Compte rendu du congé scientifique de Silvia Mancini (du 1er août 2017 au 31 juillet 2018) :
Le congé scientifique dont Silvia Mancini a bénéficié a été employé pour réaliser une recherche d’archive et de terrain à La Havane où, depuis janvier 2011, elle avait déjà ouvert un premier chantier d’investigation consacré aux relations entre symbolisme révolutionnaire et symbolisme religieux dans la Cuba contemporaine. La recherche qui a débuté en septembre 2017, intitulée Théories, pratiques et institutionnalisation de la recherche sur la religion à Cuba. Pour un ‘État des lieux’ des relations entre politique et religion dans l’île caribéenne (1870- 2017), en mettant à profit une connaissance davantage approfondie des logiques institutionnelles cubaines, porte elle sur la reconstruction du processus d’officialisation de l’étude des religions à Cuba, processus retracé à partir d’une investigation de terrain et d’archives jamais encore accomplie.
Une telle entreprise ‘cartographique’ a été orientée par une hypothèse précise : cette réhabilitation de la place de la religion semble accompagner des transformations idéologiques et socio-politiques majeures, liées paradoxalement à l’affirmation (ou à la réaffirmation) d’une orientation plus que jamais nationaliste, centraliste et pragmatique inscrite dans la longue durée du socialisme cubain. Au moins trois raisons entrent en jeu dans ce changement de stratégie officielle.
D’abord, les difficultés économiques et la précarisation des conditions matérielles de vie de la population incitent les autorités à une plus grande tolérance vis-à-vis de pratiques susceptibles de fournir à celle-là de nouveaux instruments d’intégration sociale, assortis d’horizons symboliques réconfortants, encourageant la paix sociale. Ensuite, nombreux sont les acteurs proches des Églises ou porteurs de projets communautaires s’inspirant de cultes d’origine africaine qui, dans les quartiers les plus défavorisés, sont aujourd’hui en train de se substituer à l’État. Et cela, en matière l’accompagnement postscolaire, d’assistance aux personnes âgées, de lutte contre le racisme, contre les nouvelles formes de pauvreté, contre les violences perpétrées envers les femmes. L’État, en somme, se trouve aujourd’hui concurrencé sur son propre terrain par les Églises (par diverses autres formations parareligieuses aussi, émanant de la société civile). Enfin, l’attention internationale portée aux restrictions des libertés civiles qui ont cours à Cuba pousse le Gouvernement à ‘sur-respecter’ les droits humains liés à l’exercice de la pratique religieuse.
Ce projet de recherche a bénéficié du soutien financier du DIHSR, de la Commission de la recherche de la Faculté de Théologie et des Sciences de Religions de l’UNIL, et de la Société Académique Vaudoise.
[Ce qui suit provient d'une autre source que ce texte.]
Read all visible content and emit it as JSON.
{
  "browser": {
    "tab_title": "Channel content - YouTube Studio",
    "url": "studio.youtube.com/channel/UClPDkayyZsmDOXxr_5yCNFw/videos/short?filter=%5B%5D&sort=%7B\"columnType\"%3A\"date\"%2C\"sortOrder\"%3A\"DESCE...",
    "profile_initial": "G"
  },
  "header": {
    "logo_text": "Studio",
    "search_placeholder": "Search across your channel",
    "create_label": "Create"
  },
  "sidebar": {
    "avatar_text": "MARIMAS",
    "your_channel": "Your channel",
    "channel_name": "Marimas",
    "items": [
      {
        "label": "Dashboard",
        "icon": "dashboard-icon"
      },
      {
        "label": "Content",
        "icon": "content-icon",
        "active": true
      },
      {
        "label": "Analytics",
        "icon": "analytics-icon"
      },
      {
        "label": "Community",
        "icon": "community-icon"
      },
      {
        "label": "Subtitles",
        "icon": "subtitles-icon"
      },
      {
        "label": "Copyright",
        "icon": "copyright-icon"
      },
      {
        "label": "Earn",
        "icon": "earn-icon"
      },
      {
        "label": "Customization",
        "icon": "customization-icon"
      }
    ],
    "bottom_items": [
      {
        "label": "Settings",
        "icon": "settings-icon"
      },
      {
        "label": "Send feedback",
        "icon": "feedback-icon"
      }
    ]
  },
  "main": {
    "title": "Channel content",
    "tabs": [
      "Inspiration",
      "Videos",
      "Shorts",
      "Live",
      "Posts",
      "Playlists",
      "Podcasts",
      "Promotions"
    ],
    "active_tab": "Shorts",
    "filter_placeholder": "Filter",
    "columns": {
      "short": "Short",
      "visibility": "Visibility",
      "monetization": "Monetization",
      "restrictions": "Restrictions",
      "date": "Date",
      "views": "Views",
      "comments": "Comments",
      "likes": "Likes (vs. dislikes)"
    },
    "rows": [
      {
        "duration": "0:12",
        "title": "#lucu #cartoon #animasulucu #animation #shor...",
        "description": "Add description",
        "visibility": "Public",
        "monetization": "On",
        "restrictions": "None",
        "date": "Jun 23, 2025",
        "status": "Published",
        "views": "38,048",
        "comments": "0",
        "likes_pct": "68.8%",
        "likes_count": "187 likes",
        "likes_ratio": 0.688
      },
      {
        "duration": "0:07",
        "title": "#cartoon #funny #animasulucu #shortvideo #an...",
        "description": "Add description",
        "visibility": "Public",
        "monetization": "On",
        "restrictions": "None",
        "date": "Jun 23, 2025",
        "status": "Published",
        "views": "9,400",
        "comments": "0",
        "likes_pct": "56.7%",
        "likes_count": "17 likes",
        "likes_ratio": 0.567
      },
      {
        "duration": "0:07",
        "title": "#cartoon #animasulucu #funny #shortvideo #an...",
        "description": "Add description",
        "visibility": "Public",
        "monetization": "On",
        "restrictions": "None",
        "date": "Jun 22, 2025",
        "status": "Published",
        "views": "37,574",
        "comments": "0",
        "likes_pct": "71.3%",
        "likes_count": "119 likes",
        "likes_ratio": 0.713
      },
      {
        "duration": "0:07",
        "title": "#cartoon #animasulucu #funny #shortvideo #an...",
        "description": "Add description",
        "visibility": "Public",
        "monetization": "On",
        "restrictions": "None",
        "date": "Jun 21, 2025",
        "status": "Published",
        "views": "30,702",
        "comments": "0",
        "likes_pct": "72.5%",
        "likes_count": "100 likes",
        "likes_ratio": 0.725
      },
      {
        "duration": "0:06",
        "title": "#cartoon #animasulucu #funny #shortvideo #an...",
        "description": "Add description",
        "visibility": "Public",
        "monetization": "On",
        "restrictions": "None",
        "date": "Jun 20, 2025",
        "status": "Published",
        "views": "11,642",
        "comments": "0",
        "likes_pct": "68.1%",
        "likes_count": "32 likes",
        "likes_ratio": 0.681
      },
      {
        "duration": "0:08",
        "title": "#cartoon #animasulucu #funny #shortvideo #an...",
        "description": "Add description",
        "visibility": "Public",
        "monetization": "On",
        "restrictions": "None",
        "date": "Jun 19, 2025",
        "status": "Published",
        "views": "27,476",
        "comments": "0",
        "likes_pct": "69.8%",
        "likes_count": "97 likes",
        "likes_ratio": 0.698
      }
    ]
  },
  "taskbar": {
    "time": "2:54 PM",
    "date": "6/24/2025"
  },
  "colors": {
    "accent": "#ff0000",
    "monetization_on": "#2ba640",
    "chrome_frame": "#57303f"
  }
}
Durant son congé scientifique, S. Mancini a aussi effectué un séjour d’enseignement auprès du Colegio de San Luis Potosí (COLSAN), avec lequel existent depuis 2013 des accords de coopérations et d’échange. Elle y a dispensé, entre mai et juin 2018, un cours de 15 heures intitulé: “Debate sobre magia e idolatría. Reflexiones en torno a la construcción occidental de la Alteridad religiosa”, dans le cadre du Programa de Estudios Antropológicos (Seminario permanente “Sistemas rituales, míticos y estéticos y Cultura y sociedad en los barrios de San Luis Potosí”). Ce séjour, qui a impliqué aussi sa participation à deux émissions de radio, lui a offert l’opportunité de renforcer les liens avec ses collègues mexicains en vue d’une prolongation du projet de recherche Urban, rural and indigenous ritual practices in Mexico: between symbolism and political strategies, financé en 2015-2016 dans le cadre du Seed Money Grants for Latin America 2015, CODEV/EPFL. Ce séjour au Mexique a été intégralement pris en charge par le COLSAN.